Nei pazienti con scompenso cardiaco la morte improvvisa (MI) è un’evenienza molto frequente, in particolare nei casi in classe funzionale NYHA II e III (rispettivamente 50-80% e 30-50% di tutte le morti). I meccanismi alla base della MI differiscono a seconda che lo scompenso cardiaco sia secondario ad una cardiopatia ischemica o non ischemica. Nella cardiopatia ischemica la MI è prevalentemente aritmica (tachicardia ventricolare/fibrillazione ventricolare da circuiti di rientro nella zona infartuale o da recidive ischemiche acute, o bradiaritmie). Nella cardiopatia non ischemica la percentuale di MI aritmiche sembra inferiore.
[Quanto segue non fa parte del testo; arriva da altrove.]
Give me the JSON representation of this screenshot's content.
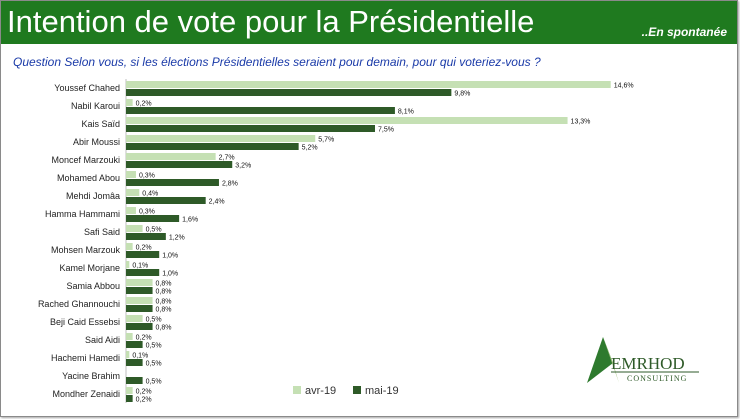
{
  "header": {
    "title": "Intention de vote pour la Présidentielle",
    "subtitle": "..En spontanée"
  },
  "question": "Question Selon vous, si les élections Présidentielles seraient pour demain, pour qui voteriez-vous ?",
  "logo": {
    "name": "EMRHOD",
    "tagline": "CONSULTING"
  },
  "colors": {
    "banner": "#1f7a1f",
    "question_text": "#1a3aa8",
    "series_avr": "#c5e0b4",
    "series_mai": "#2e5a28"
  },
  "chart_data": {
    "type": "bar",
    "orientation": "horizontal",
    "categories": [
      "Youssef Chahed",
      "Nabil Karoui",
      "Kais Saïd",
      "Abir Moussi",
      "Moncef Marzouki",
      "Mohamed Abou",
      "Mehdi Jomâa",
      "Hamma Hammami",
      "Safi Said",
      "Mohsen Marzouk",
      "Kamel Morjane",
      "Samia Abbou",
      "Rached Ghannouchi",
      "Beji Caid Essebsi",
      "Said Aidi",
      "Hachemi Hamedi",
      "Yacine Brahim",
      "Mondher Zenaidi"
    ],
    "series": [
      {
        "name": "avr-19",
        "values": [
          14.6,
          0.2,
          13.3,
          5.7,
          2.7,
          0.3,
          0.4,
          0.3,
          0.5,
          0.2,
          0.1,
          0.8,
          0.8,
          0.5,
          0.2,
          0.1,
          null,
          0.2
        ],
        "labels": [
          "14,6%",
          "0,2%",
          "13,3%",
          "5,7%",
          "2,7%",
          "0,3%",
          "0,4%",
          "0,3%",
          "0,5%",
          "0,2%",
          "0,1%",
          "0,8%",
          "0,8%",
          "0,5%",
          "0,2%",
          "0,1%",
          "",
          "0,2%"
        ]
      },
      {
        "name": "mai-19",
        "values": [
          9.8,
          8.1,
          7.5,
          5.2,
          3.2,
          2.8,
          2.4,
          1.6,
          1.2,
          1.0,
          1.0,
          0.8,
          0.8,
          0.8,
          0.5,
          0.5,
          0.5,
          0.2
        ],
        "labels": [
          "9,8%",
          "8,1%",
          "7,5%",
          "5,2%",
          "3,2%",
          "2,8%",
          "2,4%",
          "1,6%",
          "1,2%",
          "1,0%",
          "1,0%",
          "0,8%",
          "0,8%",
          "0,8%",
          "0,5%",
          "0,5%",
          "0,5%",
          "0,2%"
        ]
      }
    ],
    "legend_position": "bottom",
    "grid": false
  }
}
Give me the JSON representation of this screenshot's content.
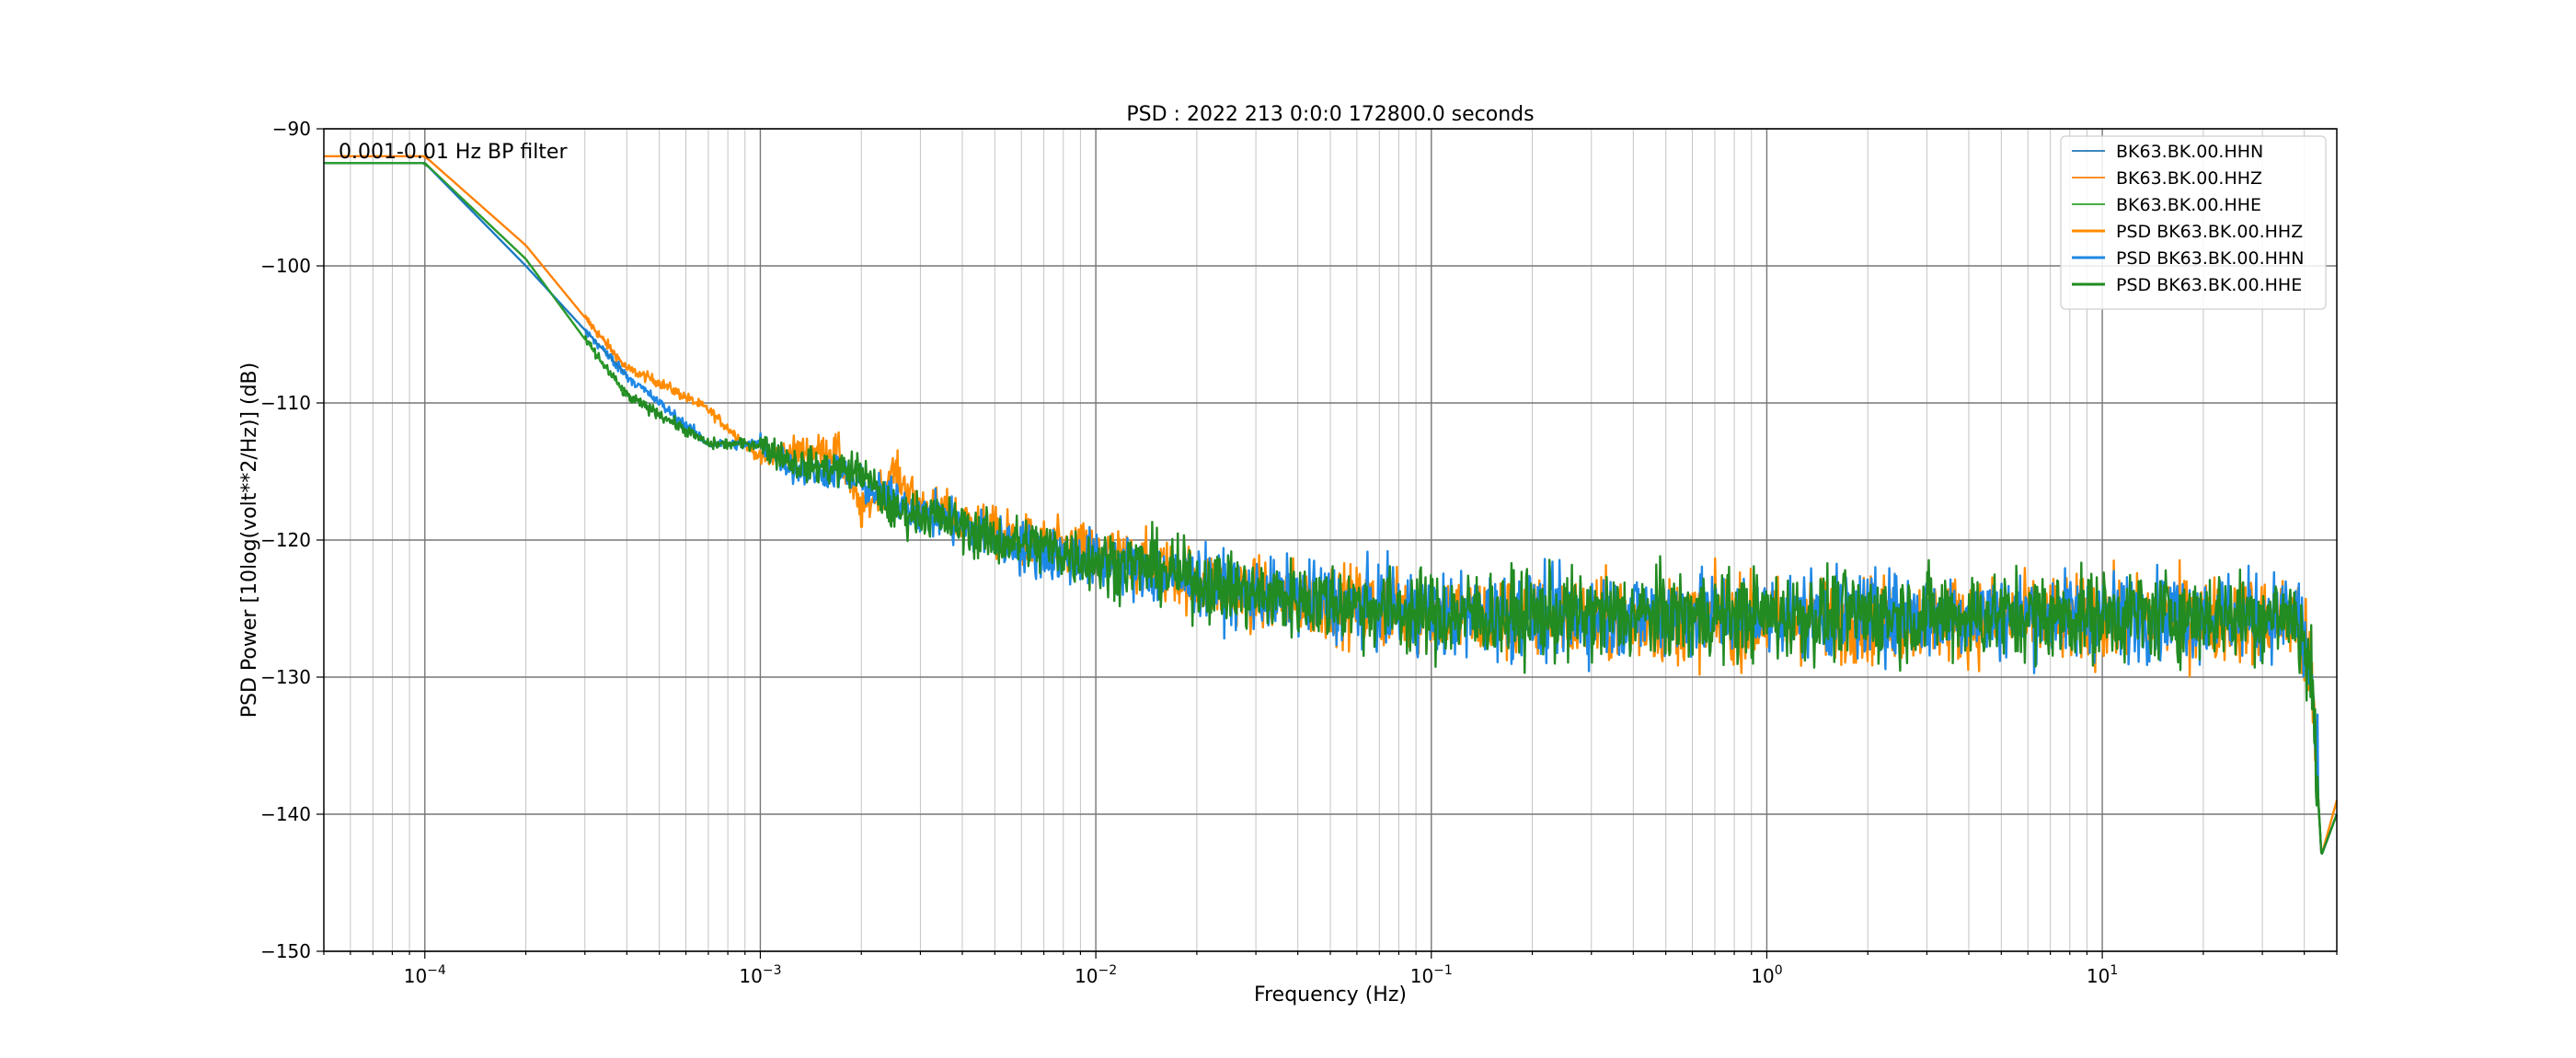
{
  "chart_data": {
    "type": "line",
    "title": "PSD : 2022 213 0:0:0 172800.0 seconds",
    "xlabel": "Frequency (Hz)",
    "ylabel": "PSD Power [10log(volt**2/Hz)] (dB)",
    "xscale": "log",
    "xlim": [
      5e-05,
      50
    ],
    "ylim": [
      -150,
      -90
    ],
    "grid": "on",
    "legend_placement": "top-right",
    "annotation": "0.001-0.01 Hz BP filter",
    "x_tick_labels": [
      {
        "value": 0.0001,
        "mantissa": "10",
        "exp": "−4"
      },
      {
        "value": 0.001,
        "mantissa": "10",
        "exp": "−3"
      },
      {
        "value": 0.01,
        "mantissa": "10",
        "exp": "−2"
      },
      {
        "value": 0.1,
        "mantissa": "10",
        "exp": "−1"
      },
      {
        "value": 1,
        "mantissa": "10",
        "exp": "0"
      },
      {
        "value": 10,
        "mantissa": "10",
        "exp": "1"
      }
    ],
    "y_ticks": [
      {
        "value": -90,
        "label": "−90"
      },
      {
        "value": -100,
        "label": "−100"
      },
      {
        "value": -110,
        "label": "−110"
      },
      {
        "value": -120,
        "label": "−120"
      },
      {
        "value": -130,
        "label": "−130"
      },
      {
        "value": -140,
        "label": "−140"
      },
      {
        "value": -150,
        "label": "−150"
      }
    ],
    "series": [
      {
        "name": "BK63.BK.00.HHN",
        "color": "#1f77b4",
        "style": "thin",
        "x": [
          5e-05,
          0.0001,
          0.0002,
          0.0004,
          0.0007,
          0.001,
          0.0015,
          0.002,
          0.003,
          0.005,
          0.01,
          0.02,
          0.05,
          0.1,
          0.5,
          1,
          5,
          10,
          40,
          50
        ],
        "y": [
          -92.5,
          -92.5,
          -100,
          -108,
          -113,
          -113,
          -115,
          -116,
          -118,
          -120,
          -121.5,
          -123,
          -124.5,
          -125.5,
          -125.5,
          -125.5,
          -125.5,
          -125.5,
          -125.5,
          -140
        ]
      },
      {
        "name": "BK63.BK.00.HHZ",
        "color": "#ff7f0e",
        "style": "thin",
        "x": [
          5e-05,
          0.0001,
          0.0002,
          0.0004,
          0.0007,
          0.001,
          0.0015,
          0.002,
          0.003,
          0.005,
          0.01,
          0.02,
          0.05,
          0.1,
          0.5,
          1,
          5,
          10,
          40,
          50
        ],
        "y": [
          -92,
          -92,
          -98.5,
          -107.5,
          -110.5,
          -114,
          -113.5,
          -116,
          -117.5,
          -119.5,
          -121,
          -123,
          -124.5,
          -125.5,
          -125.5,
          -125.5,
          -125.5,
          -125.5,
          -125.5,
          -139
        ]
      },
      {
        "name": "BK63.BK.00.HHE",
        "color": "#2ca02c",
        "style": "thin",
        "x": [
          5e-05,
          0.0001,
          0.0002,
          0.0004,
          0.0007,
          0.001,
          0.0015,
          0.002,
          0.003,
          0.005,
          0.01,
          0.02,
          0.05,
          0.1,
          0.5,
          1,
          5,
          10,
          40,
          50
        ],
        "y": [
          -92.5,
          -92.5,
          -99.5,
          -109.5,
          -113,
          -113,
          -115.5,
          -115,
          -118,
          -120,
          -121.5,
          -123,
          -124.5,
          -125.5,
          -125.5,
          -125.5,
          -125.5,
          -125.5,
          -125.5,
          -140
        ]
      },
      {
        "name": "PSD BK63.BK.00.HHZ",
        "color": "#ff8c00",
        "style": "thick",
        "x": [
          5e-05,
          0.0001,
          0.0002,
          0.0004,
          0.0005,
          0.0007,
          0.001,
          0.0013,
          0.0017,
          0.002,
          0.0025,
          0.003,
          0.004,
          0.005,
          0.007,
          0.01,
          0.015,
          0.02,
          0.03,
          0.05,
          0.1,
          0.2,
          0.5,
          1,
          2,
          5,
          10,
          20,
          38,
          42,
          45,
          50
        ],
        "y": [
          -92,
          -92,
          -98.5,
          -107.5,
          -108.5,
          -110.5,
          -114,
          -113.5,
          -113.5,
          -118,
          -115,
          -117.5,
          -118.5,
          -119.5,
          -120.5,
          -121,
          -122,
          -123,
          -124,
          -124.5,
          -125.5,
          -125.8,
          -125.8,
          -125.8,
          -125.8,
          -125.8,
          -125.8,
          -125.8,
          -125.8,
          -130,
          -143,
          -139
        ]
      },
      {
        "name": "PSD BK63.BK.00.HHN",
        "color": "#1e88e5",
        "style": "thick",
        "x": [
          5e-05,
          0.0001,
          0.0002,
          0.0004,
          0.0005,
          0.0007,
          0.001,
          0.0013,
          0.0017,
          0.002,
          0.0025,
          0.003,
          0.004,
          0.005,
          0.007,
          0.01,
          0.015,
          0.02,
          0.03,
          0.05,
          0.1,
          0.2,
          0.5,
          1,
          2,
          5,
          10,
          20,
          38,
          42,
          45,
          50
        ],
        "y": [
          -92.5,
          -92.5,
          -100,
          -108,
          -110,
          -113,
          -113,
          -115,
          -115,
          -116,
          -117,
          -118,
          -119,
          -120,
          -121,
          -121.5,
          -122.5,
          -123,
          -124,
          -124.5,
          -125.5,
          -125.5,
          -125.5,
          -125.5,
          -125.5,
          -125.5,
          -125.5,
          -125.5,
          -125.5,
          -130,
          -143,
          -140
        ]
      },
      {
        "name": "PSD BK63.BK.00.HHE",
        "color": "#228b22",
        "style": "thick",
        "x": [
          5e-05,
          0.0001,
          0.0002,
          0.0004,
          0.0005,
          0.0007,
          0.001,
          0.0013,
          0.0017,
          0.002,
          0.0025,
          0.003,
          0.004,
          0.005,
          0.007,
          0.01,
          0.015,
          0.02,
          0.03,
          0.05,
          0.1,
          0.2,
          0.5,
          1,
          2,
          5,
          10,
          20,
          38,
          42,
          45,
          50
        ],
        "y": [
          -92.5,
          -92.5,
          -99.5,
          -109.5,
          -110.8,
          -113,
          -113,
          -114.5,
          -114.8,
          -115,
          -118,
          -118,
          -119,
          -120,
          -120.5,
          -121.5,
          -122,
          -123,
          -124,
          -124.5,
          -125.5,
          -125.5,
          -125.5,
          -125.5,
          -125.5,
          -125.5,
          -125.5,
          -125.5,
          -125.5,
          -130,
          -143,
          -140
        ]
      }
    ]
  }
}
Una percentuale di MI nei pazienti con scompenso cardiaco può essere inoltre legata a dissociazione elettromeccanica o ad embolia polmonare.
Anche per quanto riguarda la stratificazione del rischio di MI esistono differenze tra i pazienti con scompenso cardiaco da cardiopatia ischemica rispetto a quelli con cardiopatia non ischemica. Le varie metodiche di studio non invasivo sono state prevalentemente validate nei pazienti con cardiopatia ischemica e sono difficilmente trasferibili ai pazienti con cardiopatia non ischemica. Pure lo studio elettrofisiologico endocavitario è di dimostrata efficacia prognostica solo nella cardiopatia ischemica.
Anche l’approccio terapeutico può essere condizionato dalla cardiopatia responsabile dello scompenso. Ad esempio tutti gli studi fino ad ora pubblicati sulla prevenzione primaria della MI con il defibrillatore impiantabile sono stati eseguiti nella cardiopatia ischemica.